Instability does not negate the existence of a premium. Given the complexity of the data, it has understandably proven difficult to isolate and quantify a “pure” impact of design. This is simply a reminder that statisticians, including my colleagues and myself, need to continue efforts to isolate and analyze the design factors that drive value. I continue to believe that the intelligent use of statistical analysis can bring us closer to finding those relationships.

This is where my continuing efforts into Big Data analysis are focused. Many of the value drivers of commercial real estate are correlated to each other, and many might contribute to rents in nonlinear ways. Borrowing the words of Nate Silver, Big Data will certainly deliver more noise than signal at first, but I am confident that the pure impact of design on value is within reach.

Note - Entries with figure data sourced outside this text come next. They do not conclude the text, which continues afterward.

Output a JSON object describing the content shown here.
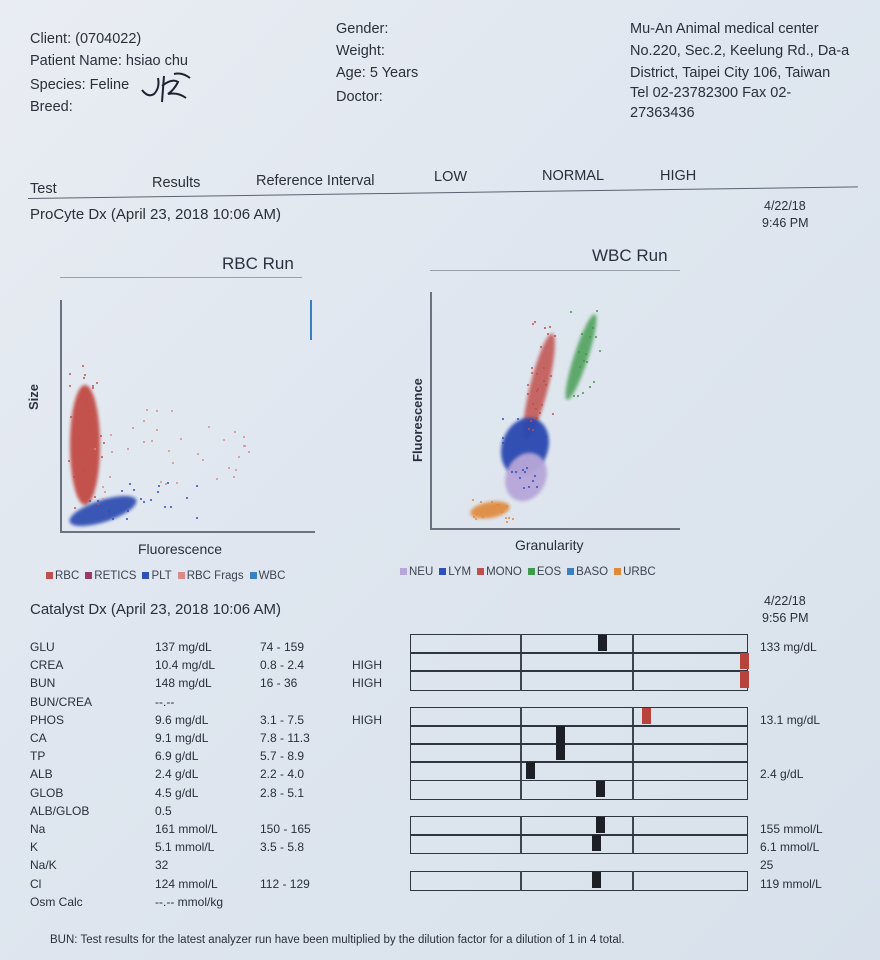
{
  "client": {
    "client_label": "Client:",
    "client_value": "(0704022)",
    "patient_label": "Patient Name:",
    "patient_value": "hsiao chu",
    "species_label": "Species:",
    "species_value": "Feline",
    "breed_label": "Breed:"
  },
  "patient_info": {
    "gender_label": "Gender:",
    "weight_label": "Weight:",
    "age_label": "Age:",
    "age_value": "5 Years",
    "doctor_label": "Doctor:"
  },
  "clinic": {
    "name": "Mu-An Animal medical center",
    "address_line1": "No.220, Sec.2, Keelung Rd., Da-a",
    "address_line2": "District, Taipei City 106, Taiwan",
    "phone_line": "Tel 02-23782300  Fax 02-",
    "fax_line2": "27363436"
  },
  "column_headers": {
    "test": "Test",
    "results": "Results",
    "reference": "Reference Interval",
    "low": "LOW",
    "normal": "NORMAL",
    "high": "HIGH"
  },
  "procyte": {
    "title": "ProCyte Dx (April 23, 2018 10:06 AM)",
    "date": "4/22/18",
    "time": "9:46 PM",
    "rbc_title": "RBC Run",
    "rbc_xlabel": "Fluorescence",
    "rbc_ylabel": "Size",
    "wbc_title": "WBC Run",
    "wbc_xlabel": "Granularity",
    "wbc_ylabel": "Fluorescence",
    "rbc_legend": [
      {
        "label": "RBC",
        "color": "#c0504d"
      },
      {
        "label": "RETICS",
        "color": "#9b3a6a"
      },
      {
        "label": "PLT",
        "color": "#2f50b8"
      },
      {
        "label": "RBC Frags",
        "color": "#d98b8b"
      },
      {
        "label": "WBC",
        "color": "#3a7fc0"
      }
    ],
    "wbc_legend": [
      {
        "label": "NEU",
        "color": "#b7a6d9"
      },
      {
        "label": "LYM",
        "color": "#2f50b8"
      },
      {
        "label": "MONO",
        "color": "#c0504d"
      },
      {
        "label": "EOS",
        "color": "#3f9a4c"
      },
      {
        "label": "BASO",
        "color": "#3a7fc0"
      },
      {
        "label": "URBC",
        "color": "#e0893a"
      }
    ]
  },
  "catalyst": {
    "title": "Catalyst Dx (April 23, 2018 10:06 AM)",
    "date": "4/22/18",
    "time": "9:56 PM",
    "rows": [
      {
        "test": "GLU",
        "result": "137 mg/dL",
        "ref": "74 - 159",
        "flag": "",
        "side": "133 mg/dL"
      },
      {
        "test": "CREA",
        "result": "10.4 mg/dL",
        "ref": "0.8 - 2.4",
        "flag": "HIGH",
        "side": ""
      },
      {
        "test": "BUN",
        "result": "148 mg/dL",
        "ref": "16 - 36",
        "flag": "HIGH",
        "side": ""
      },
      {
        "test": "BUN/CREA",
        "result": "--.--",
        "ref": "",
        "flag": "",
        "side": ""
      },
      {
        "test": "PHOS",
        "result": "9.6 mg/dL",
        "ref": "3.1 - 7.5",
        "flag": "HIGH",
        "side": "13.1 mg/dL"
      },
      {
        "test": "CA",
        "result": "9.1 mg/dL",
        "ref": "7.8 - 11.3",
        "flag": "",
        "side": ""
      },
      {
        "test": "TP",
        "result": "6.9 g/dL",
        "ref": "5.7 - 8.9",
        "flag": "",
        "side": ""
      },
      {
        "test": "ALB",
        "result": "2.4 g/dL",
        "ref": "2.2 - 4.0",
        "flag": "",
        "side": "2.4 g/dL"
      },
      {
        "test": "GLOB",
        "result": "4.5 g/dL",
        "ref": "2.8 - 5.1",
        "flag": "",
        "side": ""
      },
      {
        "test": "ALB/GLOB",
        "result": "0.5",
        "ref": "",
        "flag": "",
        "side": ""
      },
      {
        "test": "Na",
        "result": "161 mmol/L",
        "ref": "150 - 165",
        "flag": "",
        "side": "155 mmol/L"
      },
      {
        "test": "K",
        "result": "5.1 mmol/L",
        "ref": "3.5 - 5.8",
        "flag": "",
        "side": "6.1 mmol/L"
      },
      {
        "test": "Na/K",
        "result": "32",
        "ref": "",
        "flag": "",
        "side": "25"
      },
      {
        "test": "Cl",
        "result": "124 mmol/L",
        "ref": "112 - 129",
        "flag": "",
        "side": "119 mmol/L"
      },
      {
        "test": "Osm Calc",
        "result": "--.--  mmol/kg",
        "ref": "",
        "flag": "",
        "side": ""
      }
    ]
  },
  "footnote": "BUN: Test results for the latest analyzer run have been multiplied by the dilution factor for a dilution of 1 in 4 total.",
  "colors": {
    "high_marker": "#b8423c",
    "normal_marker": "#1c1f26"
  }
}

In his recent book, Silver outlines the pitfalls of being what he calls a “hedgehog,” someone who approaches empirical analysis with a predisposition to use the evidence to support what they want to believe. In contrast, “foxes” are those who are unrelenting in their search for meaningful results and are willing to accept refutations of their hypotheses. Architects, statisticians, and consumers need to remind themselves that while results might support a belief, it is critical to look below the surface to see if the devil is in the details.

While seeking fox-like tendencies, in certain ways I fervently remain a hedgehog in continued pursuit of what I know to be true: that top-quality architecture matters in our lives. The experience of working in an exquisitely designed building (take a look at where I work if you don’t believe me) enhances one’s life more than working in a cardboard box on the same site. We can never forget this. Balancing this is an openness to new relationships to understand how and where that value lies. Stay tuned.

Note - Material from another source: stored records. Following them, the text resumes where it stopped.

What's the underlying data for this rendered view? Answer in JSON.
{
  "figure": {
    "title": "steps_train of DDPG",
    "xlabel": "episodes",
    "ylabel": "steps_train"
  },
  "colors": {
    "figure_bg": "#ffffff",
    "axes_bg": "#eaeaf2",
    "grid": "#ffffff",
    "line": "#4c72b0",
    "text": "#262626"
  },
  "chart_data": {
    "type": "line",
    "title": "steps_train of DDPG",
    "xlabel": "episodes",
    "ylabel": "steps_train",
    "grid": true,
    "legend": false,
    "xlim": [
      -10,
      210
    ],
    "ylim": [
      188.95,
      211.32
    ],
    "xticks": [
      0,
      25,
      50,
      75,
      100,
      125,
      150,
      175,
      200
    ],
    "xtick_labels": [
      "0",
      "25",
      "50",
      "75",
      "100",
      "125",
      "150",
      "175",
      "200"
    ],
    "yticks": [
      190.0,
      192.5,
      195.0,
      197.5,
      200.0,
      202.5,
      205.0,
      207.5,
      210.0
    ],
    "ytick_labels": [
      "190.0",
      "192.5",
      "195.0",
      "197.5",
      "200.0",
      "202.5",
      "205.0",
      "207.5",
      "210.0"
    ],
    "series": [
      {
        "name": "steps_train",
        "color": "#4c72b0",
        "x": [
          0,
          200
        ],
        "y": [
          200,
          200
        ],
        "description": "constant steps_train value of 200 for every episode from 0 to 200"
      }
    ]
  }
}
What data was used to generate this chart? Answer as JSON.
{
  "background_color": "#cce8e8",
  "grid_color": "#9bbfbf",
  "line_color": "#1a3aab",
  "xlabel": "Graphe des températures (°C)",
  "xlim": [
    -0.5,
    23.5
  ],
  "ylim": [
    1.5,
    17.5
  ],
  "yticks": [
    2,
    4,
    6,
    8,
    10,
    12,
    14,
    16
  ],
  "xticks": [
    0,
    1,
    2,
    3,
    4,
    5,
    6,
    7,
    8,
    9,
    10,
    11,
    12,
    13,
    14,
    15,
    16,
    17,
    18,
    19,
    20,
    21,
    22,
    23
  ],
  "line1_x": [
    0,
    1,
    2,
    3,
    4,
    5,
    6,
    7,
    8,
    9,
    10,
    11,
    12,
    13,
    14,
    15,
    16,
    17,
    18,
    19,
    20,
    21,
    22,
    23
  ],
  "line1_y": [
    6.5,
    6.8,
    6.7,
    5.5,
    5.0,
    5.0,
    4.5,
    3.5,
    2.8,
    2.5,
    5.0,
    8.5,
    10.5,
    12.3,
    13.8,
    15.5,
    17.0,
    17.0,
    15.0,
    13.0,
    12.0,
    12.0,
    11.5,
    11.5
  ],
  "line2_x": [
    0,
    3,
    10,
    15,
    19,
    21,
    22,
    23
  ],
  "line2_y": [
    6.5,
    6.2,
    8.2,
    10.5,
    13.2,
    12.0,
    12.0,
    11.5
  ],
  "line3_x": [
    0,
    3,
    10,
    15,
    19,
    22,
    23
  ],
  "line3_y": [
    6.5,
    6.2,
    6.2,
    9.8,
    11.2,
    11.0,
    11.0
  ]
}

*Results of the analysis suggest a mean rent premium of 3.7 percent with a standard error of 0.008, and a greater than 99 percent level of confidence; the 99 percent+ confidence interval is approximately 1.6 percent to 5.9 percent.

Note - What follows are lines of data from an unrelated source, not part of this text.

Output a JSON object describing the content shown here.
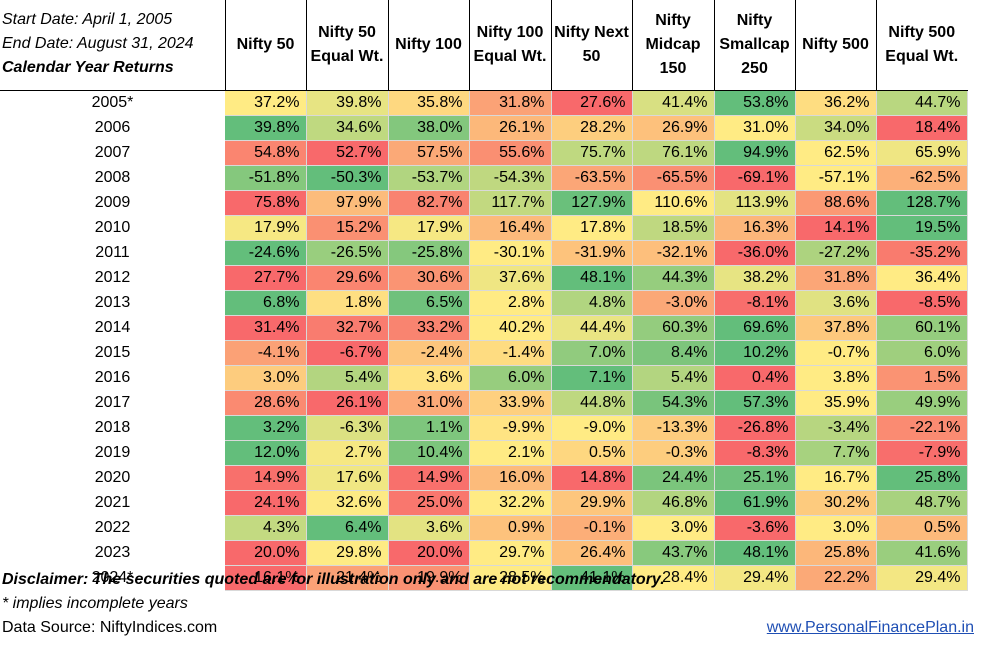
{
  "info": {
    "start_date": "Start Date:  April 1, 2005",
    "end_date": "End Date: August 31, 2024",
    "subtitle": "Calendar Year Returns"
  },
  "columns": [
    "Nifty 50",
    "Nifty 50 Equal Wt.",
    "Nifty 100",
    "Nifty 100 Equal Wt.",
    "Nifty Next 50",
    "Nifty Midcap 150",
    "Nifty Smallcap 250",
    "Nifty 500",
    "Nifty 500 Equal Wt."
  ],
  "rows": [
    {
      "year": "2005*",
      "values": [
        "37.2%",
        "39.8%",
        "35.8%",
        "31.8%",
        "27.6%",
        "41.4%",
        "53.8%",
        "36.2%",
        "44.7%"
      ]
    },
    {
      "year": "2006",
      "values": [
        "39.8%",
        "34.6%",
        "38.0%",
        "26.1%",
        "28.2%",
        "26.9%",
        "31.0%",
        "34.0%",
        "18.4%"
      ]
    },
    {
      "year": "2007",
      "values": [
        "54.8%",
        "52.7%",
        "57.5%",
        "55.6%",
        "75.7%",
        "76.1%",
        "94.9%",
        "62.5%",
        "65.9%"
      ]
    },
    {
      "year": "2008",
      "values": [
        "-51.8%",
        "-50.3%",
        "-53.7%",
        "-54.3%",
        "-63.5%",
        "-65.5%",
        "-69.1%",
        "-57.1%",
        "-62.5%"
      ]
    },
    {
      "year": "2009",
      "values": [
        "75.8%",
        "97.9%",
        "82.7%",
        "117.7%",
        "127.9%",
        "110.6%",
        "113.9%",
        "88.6%",
        "128.7%"
      ]
    },
    {
      "year": "2010",
      "values": [
        "17.9%",
        "15.2%",
        "17.9%",
        "16.4%",
        "17.8%",
        "18.5%",
        "16.3%",
        "14.1%",
        "19.5%"
      ]
    },
    {
      "year": "2011",
      "values": [
        "-24.6%",
        "-26.5%",
        "-25.8%",
        "-30.1%",
        "-31.9%",
        "-32.1%",
        "-36.0%",
        "-27.2%",
        "-35.2%"
      ]
    },
    {
      "year": "2012",
      "values": [
        "27.7%",
        "29.6%",
        "30.6%",
        "37.6%",
        "48.1%",
        "44.3%",
        "38.2%",
        "31.8%",
        "36.4%"
      ]
    },
    {
      "year": "2013",
      "values": [
        "6.8%",
        "1.8%",
        "6.5%",
        "2.8%",
        "4.8%",
        "-3.0%",
        "-8.1%",
        "3.6%",
        "-8.5%"
      ]
    },
    {
      "year": "2014",
      "values": [
        "31.4%",
        "32.7%",
        "33.2%",
        "40.2%",
        "44.4%",
        "60.3%",
        "69.6%",
        "37.8%",
        "60.1%"
      ]
    },
    {
      "year": "2015",
      "values": [
        "-4.1%",
        "-6.7%",
        "-2.4%",
        "-1.4%",
        "7.0%",
        "8.4%",
        "10.2%",
        "-0.7%",
        "6.0%"
      ]
    },
    {
      "year": "2016",
      "values": [
        "3.0%",
        "5.4%",
        "3.6%",
        "6.0%",
        "7.1%",
        "5.4%",
        "0.4%",
        "3.8%",
        "1.5%"
      ]
    },
    {
      "year": "2017",
      "values": [
        "28.6%",
        "26.1%",
        "31.0%",
        "33.9%",
        "44.8%",
        "54.3%",
        "57.3%",
        "35.9%",
        "49.9%"
      ]
    },
    {
      "year": "2018",
      "values": [
        "3.2%",
        "-6.3%",
        "1.1%",
        "-9.9%",
        "-9.0%",
        "-13.3%",
        "-26.8%",
        "-3.4%",
        "-22.1%"
      ]
    },
    {
      "year": "2019",
      "values": [
        "12.0%",
        "2.7%",
        "10.4%",
        "2.1%",
        "0.5%",
        "-0.3%",
        "-8.3%",
        "7.7%",
        "-7.9%"
      ]
    },
    {
      "year": "2020",
      "values": [
        "14.9%",
        "17.6%",
        "14.9%",
        "16.0%",
        "14.8%",
        "24.4%",
        "25.1%",
        "16.7%",
        "25.8%"
      ]
    },
    {
      "year": "2021",
      "values": [
        "24.1%",
        "32.6%",
        "25.0%",
        "32.2%",
        "29.9%",
        "46.8%",
        "61.9%",
        "30.2%",
        "48.7%"
      ]
    },
    {
      "year": "2022",
      "values": [
        "4.3%",
        "6.4%",
        "3.6%",
        "0.9%",
        "-0.1%",
        "3.0%",
        "-3.6%",
        "3.0%",
        "0.5%"
      ]
    },
    {
      "year": "2023",
      "values": [
        "20.0%",
        "29.8%",
        "20.0%",
        "29.7%",
        "26.4%",
        "43.7%",
        "48.1%",
        "25.8%",
        "41.6%"
      ]
    },
    {
      "year": "2024*",
      "values": [
        "16.1%",
        "21.4%",
        "19.9%",
        "28.5%",
        "41.1%",
        "28.4%",
        "29.4%",
        "22.2%",
        "29.4%"
      ]
    }
  ],
  "footer": {
    "disclaimer": "Disclaimer: The securities quoted are for illustration only and are not recommendatory.",
    "note": "* implies incomplete years",
    "source": "Data Source: NiftyIndices.com",
    "website": "www.PersonalFinancePlan.in"
  },
  "colors": {
    "low": "#f8696b",
    "mid": "#ffeb84",
    "high": "#63be7b"
  }
}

Chris Jerde has had a number of unique professional experiences, from working at the first Johnny Rockets hamburger store in Los Angeles to tending the music archive at the Smithsonian. But his real passion is how design affects everyday life, and since 2005 he has explored this question as a member of Gensler's Consulting practice. Contact him at chris_jerde@gensler.com.

Reader Comments (4)

Chris, thank you for this excellent post and your incredible research efforts! I look forward to learning more about what you find in the next steps of your research!
04.29.2013 | Unregistered CommenterErin Cubbison
Great blog Chris - I guess one of the burning questions is how can good design increase value by more than single digits?!
04.30.2013 | Unregistered CommenterPhilip Tidd
Hallelujah, brother and Amen! Absolutely agree it's the tip of the proverbial iceberg and accordingly, you're onto something really huge. The endeavor to isolate and quantify the impact of design is a challenging but worthwhile one and as you suggest, will provide hard evidence to support what we instinctively know to be true (that good design matters!) Rent premiums are but one metric for assessing the positive impact of design, and an excellent start to researching this topic... taken in aggregate, I strongly believe all the qualitative and quanitative benefits will build a strong case in the end. Exciting and inspiring... keep up the great work!
04.30.2013 | Unregistered CommenterJane Greenthal
Chris, thanks for sending signals amongst the noise. I guess I am a hedgehog as well, when it comes to the importance of design and top quality architecture in our lives, but the fox in me wants to understand more.